Stone: This is an excellent question as work can be too technical for clinical journals, and too clinical for technical journals. It can even be hard for journals to obtain reviewers who are capable of reviewing all the components of these works. However, the publishing world has gradually evolved to accommodate such work with journals such as Nature Digital Medicine, Lancet Digital Health, the new PLOS digital health, BMJ Health and Care Informatics all augmenting the traditional medical informatics journals. Plus journals such as JAMA are now publishing more digitally oriented research as are medical specialty journals such as Intensive Care Medicine and Critical Care Medicine. Charpignon: Over the years, the Village of Mentors has built upon open science and seamless collaboration frameworks. Most of the code underlying the MIMIC-III, MIMIC-IV, and eICU critical care databases that the group has made broadly available is available on Github, with the possibility for users to submit questions and revisions at any time. Most members of the Critical Data lab use Slack on a regular basis to communicate and foster collaborations that started in class or during datathon events around the world. These sustained connections contribute to the attractivity of MIT Health Sciences & Technology department, since visiting students from Milano, Paris, Singapore, São Paulo, and many other places where the team held events often come to the lab for an exchange semester or a research gap year.

Future

What tips would you give to anyone considering undertaking interdisciplinary work?

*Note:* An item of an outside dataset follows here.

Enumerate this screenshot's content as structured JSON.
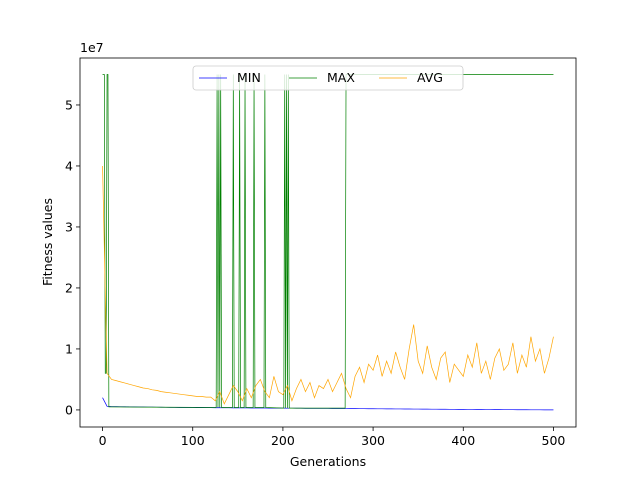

Dana Moukheiber (SUNY Buffalo): I would encourage anyone interested in applying their data science skills to the health-care domain to get involved in interdisciplinary research and datathons organized by MIT Critical Data around the world and open broadly to the clinical, engineering, and data science communities. It is a great way to stay up to date with recent breakthroughs in health care while being part of a Village of Mentors — a community comprising individuals with diversity of expertise and extensive domain knowledge contributing to solve meaningful world problems. It takes a team to oversee a project all the way from developing strong data governance policies, to investing in necessary computational resources, to pre-processing data, to developing models, to continuously monitoring the model performance as new data comes in from prospective or retrospective studies and finally to deploying the model to production. Assembling interdisciplinary agile teams will get us closer to the adoption of responsible AI in health-care systems. Stone: The future is bright as it seems that digital medicine, including artificial intelligence approaches, will become progressively more important components of the health-care system. Our tip would be to keep an open mind and to continue to ask questions and not to be afraid to ask what might appear to be stupid questions: Stupid questions in one area may be fundamentally important in another.